Release date: 30th April 2021
Label: Neurot Recordings
Format: CD / Vinyl / Digital
A Deep Voiceless Wilderness

A Deep Voiceless Wilderness is an album steeped in beauty. The vast perspective of the cover shows the flurry of colour that you will find amongst the wondrous soundscapes on this record.
Called From The Wind is the first composition on the album. It opens with tender, lamenting strings atop a slow, ominous bass tone. The drama builds throughout the piece with sparse pianos and sound effects that brew unease. We’ll Always Have The Sea continues the naturalistic theme of the album with more beauty. Again, there is a melancholy but ultimately the result is wholeheartedly uplifting. The melody amongst the main part of the composition is brass led, and the pulsing synths have a Vangelis/Blade Runner feel to them.
Chiming synths open up The Emptiness Swallows Us All; and as the title suggests, this composition feels darker. The earthy tones are that little bit deeper and darker, and the sadness from the orchestration goes that little bit further in tugging at your emotions. Flayed synth sounds again resonate as the song builds; Steve Von Till has put this album together masterfully. A darkness continues to swarm through Shelter In Surrender. Again, the synths are discordant and unnerving.
Nightshade High Country returns to a more dreamlike state; a composition that you can truly disappear into your own world with. Look at the cover, pick a location, shut your eyes, and drift. A warmth resonates in amongst the brilliantly layered music. The Spiraling Away keeps the warmth and builds to a magnificent crescendo with heavier synths that throb and dominate the soundscape.

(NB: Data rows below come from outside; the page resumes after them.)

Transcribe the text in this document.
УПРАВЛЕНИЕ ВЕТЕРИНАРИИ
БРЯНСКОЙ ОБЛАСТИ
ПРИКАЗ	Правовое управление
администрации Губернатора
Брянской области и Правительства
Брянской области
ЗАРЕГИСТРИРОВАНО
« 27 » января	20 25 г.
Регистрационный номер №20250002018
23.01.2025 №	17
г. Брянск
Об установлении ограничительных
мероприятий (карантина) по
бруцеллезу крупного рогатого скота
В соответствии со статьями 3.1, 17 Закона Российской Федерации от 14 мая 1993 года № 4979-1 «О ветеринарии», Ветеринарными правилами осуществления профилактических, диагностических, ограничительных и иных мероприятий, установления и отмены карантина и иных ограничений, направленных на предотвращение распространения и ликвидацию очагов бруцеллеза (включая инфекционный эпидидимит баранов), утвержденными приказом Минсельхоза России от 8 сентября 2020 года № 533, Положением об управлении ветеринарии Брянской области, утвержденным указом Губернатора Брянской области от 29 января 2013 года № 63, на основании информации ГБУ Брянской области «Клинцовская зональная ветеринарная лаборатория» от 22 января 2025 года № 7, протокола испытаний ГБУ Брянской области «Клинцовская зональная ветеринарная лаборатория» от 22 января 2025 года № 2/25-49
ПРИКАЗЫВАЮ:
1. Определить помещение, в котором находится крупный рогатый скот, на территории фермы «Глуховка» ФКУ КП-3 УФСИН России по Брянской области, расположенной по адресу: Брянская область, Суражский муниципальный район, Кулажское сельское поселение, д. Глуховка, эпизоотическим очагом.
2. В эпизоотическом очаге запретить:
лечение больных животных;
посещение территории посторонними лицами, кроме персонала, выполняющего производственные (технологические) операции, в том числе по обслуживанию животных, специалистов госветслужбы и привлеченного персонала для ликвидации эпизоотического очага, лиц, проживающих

A Deep Voiceless Wilderness sits comfortably amongst releases from artists like Brian Eno, Jóhann Jóhannsson, Nils Frahm and Max Richter. The aching beauty and disparate loneliness that can be conjured in music is sublimely realised by Steve Von Till in this ambient work.

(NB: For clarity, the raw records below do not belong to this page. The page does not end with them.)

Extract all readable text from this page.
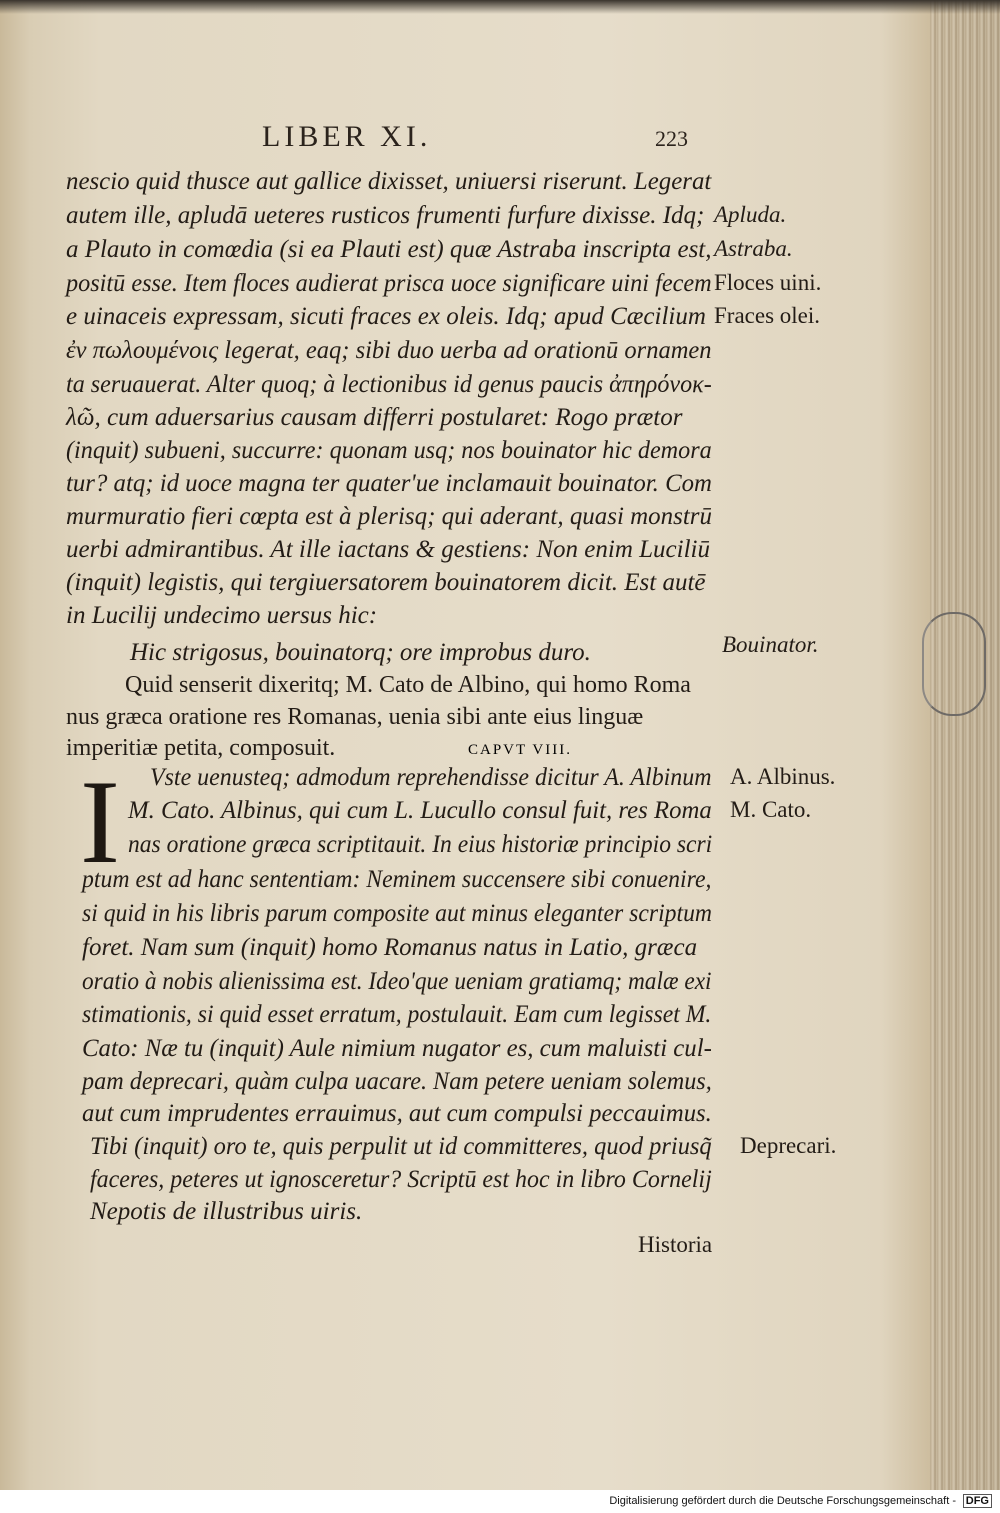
LIBER XI.	223
nescio quid thusce aut gallice dixisset, uniuersi riserunt. Legerat
autem ille, apludā ueteres rusticos frumenti furfure dixisse. Idq;
a Plauto in comœdia (si ea Plauti est) quæ Astraba inscripta est,
positū esse. Item floces audierat prisca uoce significare uini fecem
e uinaceis expressam, sicuti fraces ex oleis. Idq; apud Cæcilium
ἐν πωλουμένοις legerat, eaq; sibi duo uerba ad orationū ornamen
ta seruauerat. Alter quoq; à lectionibus id genus paucis ἀπηρόνοκ-
λῶ, cum aduersarius causam differri postularet: Rogo prætor
(inquit) subueni, succurre: quonam usq; nos bouinator hic demora
tur? atq; id uoce magna ter quater'ue inclamauit bouinator. Com
murmuratio fieri cœpta est à plerisq; qui aderant, quasi monstrū
uerbi admirantibus. At ille iactans & gestiens: Non enim Luciliū
(inquit) legistis, qui tergiuersatorem bouinatorem dicit. Est autē
in Lucilij undecimo uersus hic:
Hic strigosus, bouinatorq; ore improbus duro.
Quid senserit dixeritq; M. Cato de Albino, qui homo Roma
nus græca oratione res Romanas, uenia sibi ante eius linguæ
imperitiæ petita, composuit.	CAPVT VIII.
I Vste uenusteq; admodum reprehendisse dicitur A. Albinum
M. Cato. Albinus, qui cum L. Lucullo consul fuit, res Roma
nas oratione græca scriptitauit. In eius historiæ principio scri
ptum est ad hanc sententiam: Neminem succensere sibi conuenire,
si quid in his libris parum composite aut minus eleganter scriptum
foret. Nam sum (inquit) homo Romanus natus in Latio, græca
oratio à nobis alienissima est. Ideo'que ueniam gratiamq; malæ exi
stimationis, si quid esset erratum, postulauit. Eam cum legisset M.
Cato: Næ tu (inquit) Aule nimium nugator es, cum maluisti cul-
pam deprecari, quàm culpa uacare. Nam petere ueniam solemus,
aut cum imprudentes errauimus, aut cum compulsi peccauimus.
Tibi (inquit) oro te, quis perpulit ut id committeres, quod priusq̃
faceres, peteres ut ignosceretur? Scriptū est hoc in libro Cornelij
Nepotis de illustribus uiris.
Apluda.
Astraba.
Floces uini.
Fraces olei.
Bouinator.
A. Albinus.
M. Cato.
Deprecari.
Historia
Digitalisierung gefördert durch die Deutsche Forschungsgemeinschaft - DFG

Harvestman: 23 Untitled Poems
In conjunction with A Deep Voiceless Wilderness, Steve Von Till has put together a spoken word album of poetry.

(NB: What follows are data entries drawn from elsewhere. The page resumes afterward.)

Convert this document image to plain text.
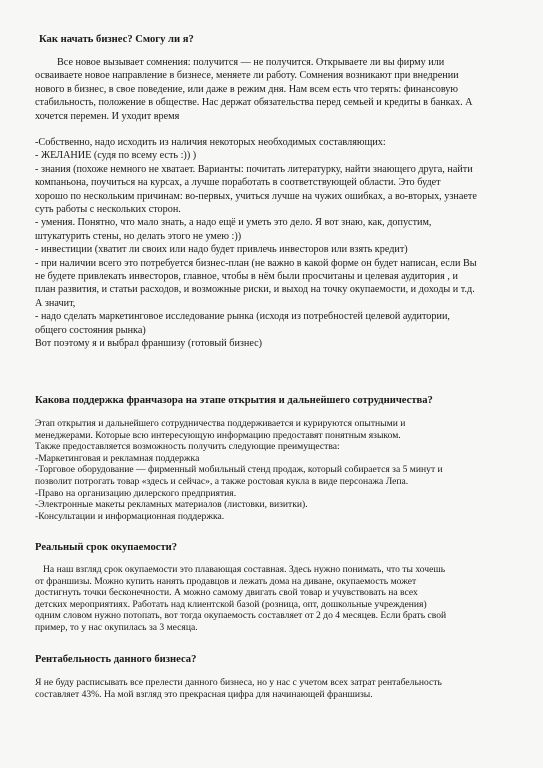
Как начать бизнес? Смогу ли я?
Все новое вызывает сомнения: получится — не получится. Открываете ли вы фирму или
осваиваете новое направление в бизнесе, меняете ли работу. Сомнения возникают при внедрении
нового в бизнес, в свое поведение, или даже в режим дня. Нам всем есть что терять: финансовую
стабильность, положение в обществе. Нас держат обязательства перед семьей и кредиты в банках. А
хочется перемен. И уходит время
-Собственно, надо исходить из наличия некоторых необходимых составляющих:
- ЖЕЛАНИЕ (судя по всему есть :)) )
- знания (похоже немного не хватает. Варианты: почитать литературку, найти знающего друга, найти
компаньона, поучиться на курсах, а лучше поработать в соответствующей области. Это будет
хорошо по нескольким причинам: во-первых, учиться лучше на чужих ошибках, а во-вторых, узнаете
суть работы с нескольких сторон.
- умения. Понятно, что мало знать, а надо ещё и уметь это дело. Я вот знаю, как, допустим,
штукатурить стены, но делать этого не умею :))
- инвестиции (хватит ли своих или надо будет привлечь инвесторов или взять кредит)
- при наличии всего это потребуется бизнес-план (не важно в какой форме он будет написан, если Вы
не будете привлекать инвесторов, главное, чтобы в нём были просчитаны и целевая аудитория , и
план развития, и статьи расходов, и возможные риски, и выход на точку окупаемости, и доходы и т.д.
А значит,
- надо сделать маркетинговое исследование рынка (исходя из потребностей целевой аудитории,
общего состояния рынка)
Вот поэтому я и выбрал франшизу (готовый бизнес)
Какова поддержка франчазора на этапе открытия и дальнейшего сотрудничества?
Этап открытия и дальнейшего сотрудничества поддерживается и курируются опытными и
менеджерами. Которые всю интересующую информацию предоставят понятным языком.
Также предоставляется возможность получить следующие преимущества:
-Маркетинговая и рекламная поддержка
-Торговое оборудование — фирменный мобильный стенд продаж, который собирается за 5 минут и
позволит потрогать товар «здесь и сейчас», а также ростовая кукла в виде персонажа Лепа.
-Право на организацию дилерского предприятия.
-Электронные макеты рекламных материалов (листовки, визитки).
-Консультации и информационная поддержка.
Реальный срок окупаемости?
На наш взгляд срок окупаемости это плавающая составная. Здесь нужно понимать, что ты хочешь
от франшизы. Можно купить нанять продавцов и лежать дома на диване, окупаемость может
достигнуть точки бесконечности. А можно самому двигать свой товар и учувствовать на всех
детских мероприятиях. Работать над клиентской базой (розница, опт, дошкольные учреждения)
одним словом нужно потопать, вот тогда окупаемость составляет от 2 до 4 месяцев. Если брать свой
пример, то у нас окупилась за 3 месяца.
Рентабельность данного бизнеса?
Я не буду расписывать все прелести данного бизнеса, но у нас с учетом всех затрат рентабельность
составляет 43%. На мой взгляд это прекрасная цифра для начинающей франшизы.
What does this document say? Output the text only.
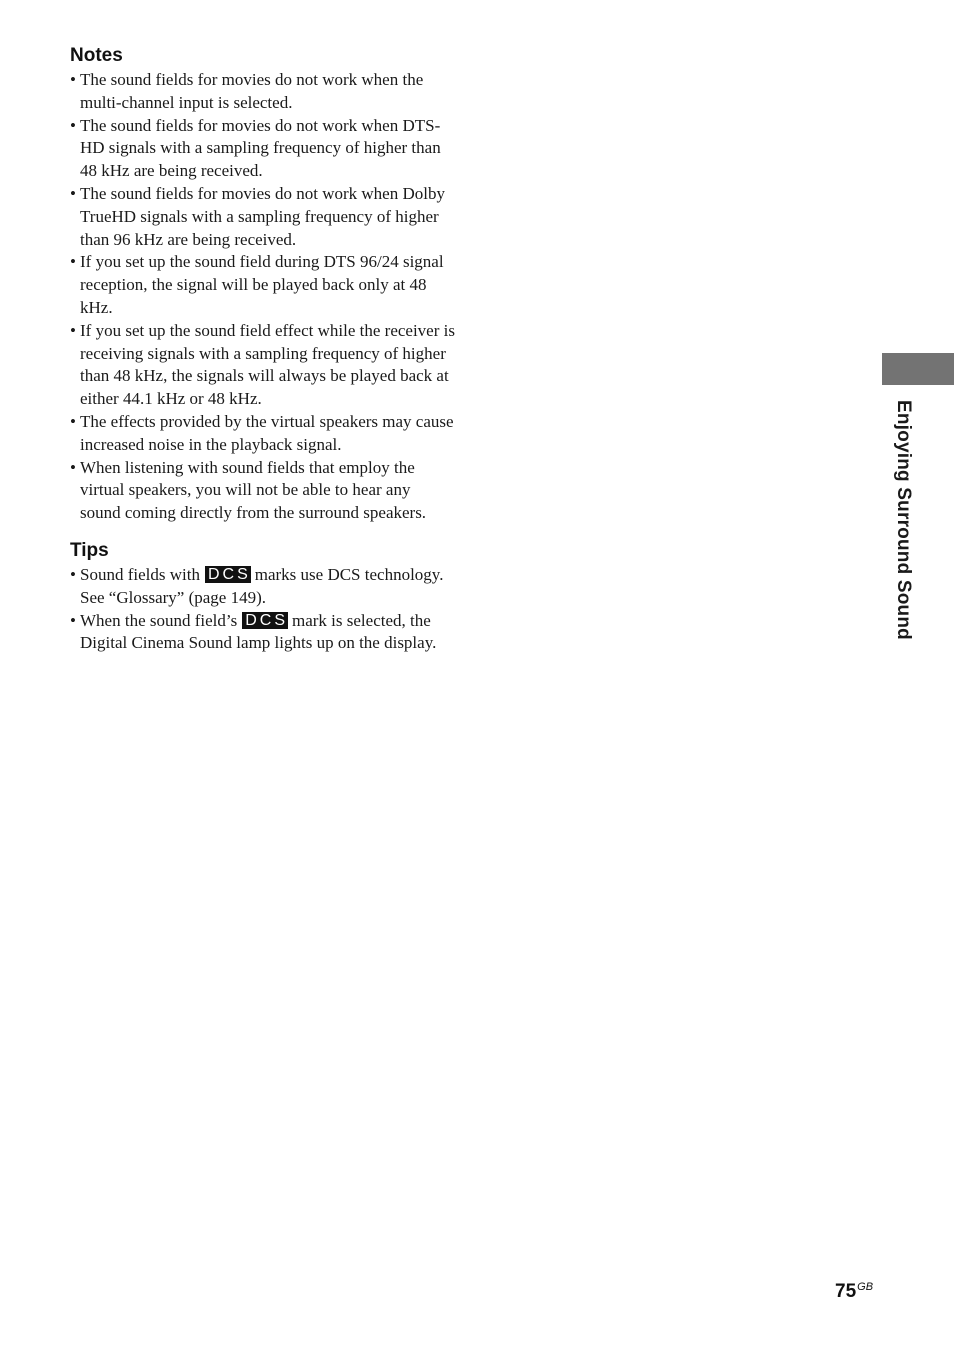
Notes
• The sound fields for movies do not work when the multi-channel input is selected.
• The sound fields for movies do not work when DTS-HD signals with a sampling frequency of higher than 48 kHz are being received.
• The sound fields for movies do not work when Dolby TrueHD signals with a sampling frequency of higher than 96 kHz are being received.
• If you set up the sound field during DTS 96/24 signal reception, the signal will be played back only at 48 kHz.
• If you set up the sound field effect while the receiver is receiving signals with a sampling frequency of higher than 48 kHz, the signals will always be played back at either 44.1 kHz or 48 kHz.
• The effects provided by the virtual speakers may cause increased noise in the playback signal.
• When listening with sound fields that employ the virtual speakers, you will not be able to hear any sound coming directly from the surround speakers.
Tips
• Sound fields with DCS marks use DCS technology. See “Glossary” (page 149).
• When the sound field’s DCS mark is selected, the Digital Cinema Sound lamp lights up on the display.
Enjoying Surround Sound
$75^{GB}$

Harvestman: 23 Untitled Poems is a collection of 23 poems and it is put together with Von Till reading the pieces with stark accompaniment. Sectioned into four smaller parts, I-V relies on Steve Von Till’s gravelly tone in delivering the words. VI-XII adds a hefty slice of reverb on his voice to amp up the spectacle.
XIII-XVIII keeps the reverb but the use of deft, slight, swirling synths are allowed in to further increase the tension in the words. According to Steve Von Till, “The background sounds used on some of the tracks were pieces related to No Wilderness Deep Enough that were either not used or repurposed to interweave further connections between my artistic output at this time of my life.”
XIX-XXIII opens with the sound of music being the prominent driver before the words take over. The album last for 18 minutes but in that short time, Von Till’s delivery, and his words, are devastating and will enrapture. He is clearly an artist striving to break new ground for himself and his own artistic fulfillment.